My computer wasn’t happy with me by the end of this project. I was analyzing 500,000 records, which isn’t huge, but is enough to slow you down if you’re not careful. To make matters worse, I was performing every step of the analysis on every record, needlessly wasting memory. My computer finally collapsed in exhaustion one evening after it essentially ran a marathon with a 500,000-lb weight on its back. In hindsight, I could’ve structured the analysis differently to reduce the volume of data needed for each step. It would’ve achieved the same goal and my computer would’ve been much happier.

3) Start small, fail fast

One way to ease up on your computer is to test things out on sub-samples first. Aside from conserving resources, it helps identify coding errors that occur (which they will). Early in the week, I made a small but crucial mistake that was overlooked until it was almost too late. I probably would’ve caught the mistake in a smaller dataset, but in a large dataset, it’s easy to miss obvious things that can derail you.

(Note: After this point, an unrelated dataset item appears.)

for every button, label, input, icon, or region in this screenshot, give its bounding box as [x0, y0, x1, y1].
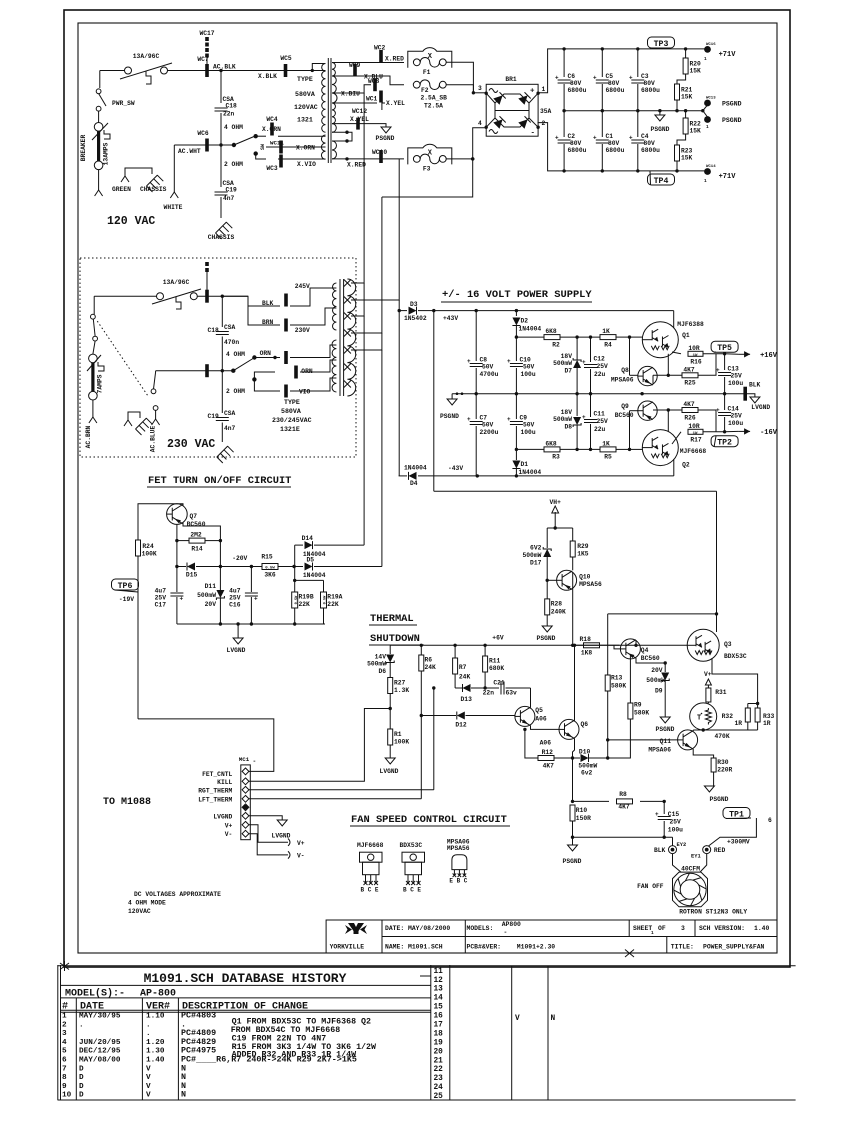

4) Most of all ... don’t be a perfectionist

As is often the case, there were a lot of messy data to deal with. Many subway numbers were implausibly large or even negative. My perfectionist instinct was to fix it all because I wanted an exquisitely clean dataset. After 2 days of head-banging, though, I realized a perfect dataset was unnecessary. All we needed was the highest-traffic stations, which we could identify by taking a large sample of days and using the median across days to filter out implausible numbers. It was a simple solution to a dataset that would never be perfect.

I suspect I’ll be re-learning these lessons repeatedly in the next 12 weeks. We haven’t even started the sexy sides of data science that will make Donald Glover swoon. But the more exciting things get, the more important it will be to keep these unsexy lessons in mind.

Dan Taber